Buying stocks is like employing a worker to generate income for you. Good workers are not cheap and cheap workers are normally not good. Would you pay top dollar for a good worker or low wages for someone who does not work at all?
Change your mindset when selecting stocks. I am not saying to not buy them at a discount. But discount is a relative word, cheaper compared to what? Do not use past performance of its peak as the benchmark, instead determine its intrinsic value to compare against.
2. Going for the HOT stocks
Been to an IT fair, travel fair or Expo sale? Does it seem the rest of the 4.99 million Singaporeans are also there. Everyone is there means it definitely the place to get the best deal, is it not? Do we also apply this mindset to selecting stocks?
Stocks that is featured in the news and every analysts are rushing to cover them, definitely all the experts cannot be wrong, right? Firstly, news has a publishing time lag and analyst require management approval before pushing out reports, so by the time you hear about it, it could already be too late. Secondly, journalists and analysts have an agenda, they are in sales. So they have to over sensationalize information and hence they views can be very subjective. Thirdly, everyone rushing in would have artificially inflated the price too high already.

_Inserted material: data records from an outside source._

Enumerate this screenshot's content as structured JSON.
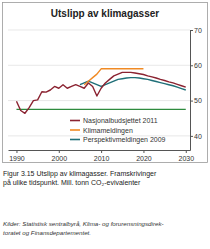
{
  "chart_data": {
    "type": "line",
    "title": "Utslipp av klimagasser",
    "caption": [
      "Figur 3.15  Utslipp av klimagasser. Framskrivinger",
      "på ulike tidspunkt. Mill. tonn CO₂-evivalenter"
    ],
    "source": [
      "Kilder: Statistisk sentralbyrå, Klima- og forurensningsdirek-",
      "toratet og Finansdepartementet."
    ],
    "x": [
      1990,
      1991,
      1992,
      1993,
      1994,
      1995,
      1996,
      1997,
      1998,
      1999,
      2000,
      2001,
      2002,
      2003,
      2004,
      2005,
      2006,
      2007,
      2008,
      2009,
      2010,
      2011,
      2012,
      2013,
      2014,
      2015,
      2016,
      2017,
      2018,
      2019,
      2020,
      2021,
      2022,
      2023,
      2024,
      2025,
      2026,
      2027,
      2028,
      2029,
      2030
    ],
    "xlim": [
      1988,
      2031
    ],
    "xticks": [
      1990,
      2000,
      2010,
      2020,
      2030
    ],
    "ylim": [
      36,
      70
    ],
    "yticks": [
      40,
      50,
      60,
      70
    ],
    "grid": true,
    "legend": "lower right",
    "series": [
      {
        "name": "Nasjonalbudsjettet 2011",
        "color": "#8b2331",
        "values": [
          49.8,
          47.2,
          46.4,
          48.0,
          50.0,
          50.2,
          52.5,
          52.4,
          53.0,
          54.0,
          53.5,
          54.5,
          53.5,
          54.0,
          54.5,
          54.0,
          53.5,
          55.0,
          54.0,
          51.3,
          53.5,
          55.0,
          56.0,
          57.0,
          57.5,
          58.0,
          58.0,
          58.0,
          57.8,
          57.6,
          57.4,
          57.0,
          56.7,
          56.4,
          56.0,
          55.7,
          55.3,
          55.0,
          54.6,
          54.2,
          53.8
        ]
      },
      {
        "name": "Klimameldingen",
        "color": "#f08a24",
        "values": [
          null,
          null,
          null,
          null,
          null,
          null,
          null,
          null,
          null,
          null,
          null,
          null,
          null,
          null,
          null,
          null,
          54.5,
          55.5,
          56.5,
          57.5,
          59.0,
          59.0,
          59.0,
          59.0,
          59.0,
          59.0,
          59.0,
          59.0,
          59.0,
          59.0,
          59.0,
          null,
          null,
          null,
          null,
          null,
          null,
          null,
          null,
          null,
          null
        ]
      },
      {
        "name": "Perspektivmeldingen 2009",
        "color": "#1f6f78",
        "values": [
          null,
          null,
          null,
          null,
          null,
          null,
          null,
          null,
          null,
          null,
          null,
          null,
          null,
          null,
          null,
          54.5,
          55.0,
          55.5,
          55.0,
          54.5,
          54.0,
          54.5,
          55.0,
          55.5,
          56.0,
          56.2,
          56.4,
          56.5,
          56.5,
          56.4,
          56.2,
          56.0,
          55.7,
          55.4,
          55.1,
          54.8,
          54.5,
          54.2,
          53.8,
          53.4,
          53.0
        ]
      },
      {
        "color": "#2e8b3e",
        "values": [
          47.5,
          47.5,
          47.5,
          47.5,
          47.5,
          47.5,
          47.5,
          47.5,
          47.5,
          47.5,
          47.5,
          47.5,
          47.5,
          47.5,
          47.5,
          47.5,
          47.5,
          47.5,
          47.5,
          47.5,
          47.5,
          47.5,
          47.5,
          47.5,
          47.5,
          47.5,
          47.5,
          47.5,
          47.5,
          47.5,
          47.5,
          47.5,
          47.5,
          47.5,
          47.5,
          47.5,
          47.5,
          47.5,
          47.5,
          47.5,
          47.5
        ]
      }
    ]
  }
}
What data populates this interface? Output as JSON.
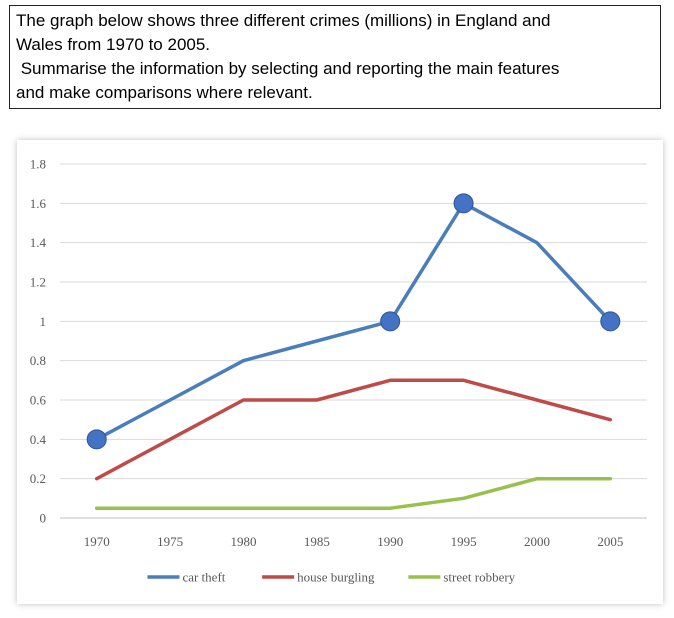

Beware of hot stocks as they are normally overpriced and will start crashing the moment the hype is over.
3. Based on gossip
Stories of a friend making a lot of money and suggested you go in as well to a certain stock. Sound familiar? If you start getting stock tips at the coffee shop and taxi drivers, i think it is time to get out of the market. Warren Buffett has one simple rule when it comes to investing, "Be greedy when others are fearful and be fearful when others are greedy".
Our education has been based on textbooks, research at the library, mentoring from qualified professionals (teachers from MOE), so why base your financial education on rumors from the man on the street? Investing already carries a certain amount of risk, relying your decision on gossip further increases the risk.
What about financial planners or worse insurance agents selling Investment Link Plans? Are they qualified? How many years have they invested profitably consistently? How are they remunerated? You determine for yourself after answering those questions if their advice falls under gossip. (Refer to my article of selecting an investment adviser)
If you are thinking of investing, you have just learned a valuable lesson which caused 95% of the investors to lose. If you have already invested and lost, I believe you can relate to the above mistakes and do not repeat them.
Back to picking the best stocks. There is no easy answer. It took about 15 years of formal education to teach us the skills we currently have. Do we rely on our teachers to take the exams for us? So, shouldn't we also commit that same level to our financial education to take the exam of selecting the best stocks ourselves. (An investment adviser like a teacher is good, but only to provide guidance to speed up the learning process. You will have to take responsibility on passing or failing the exams eventually.)
Investment is a journey, it is not a shopping experience.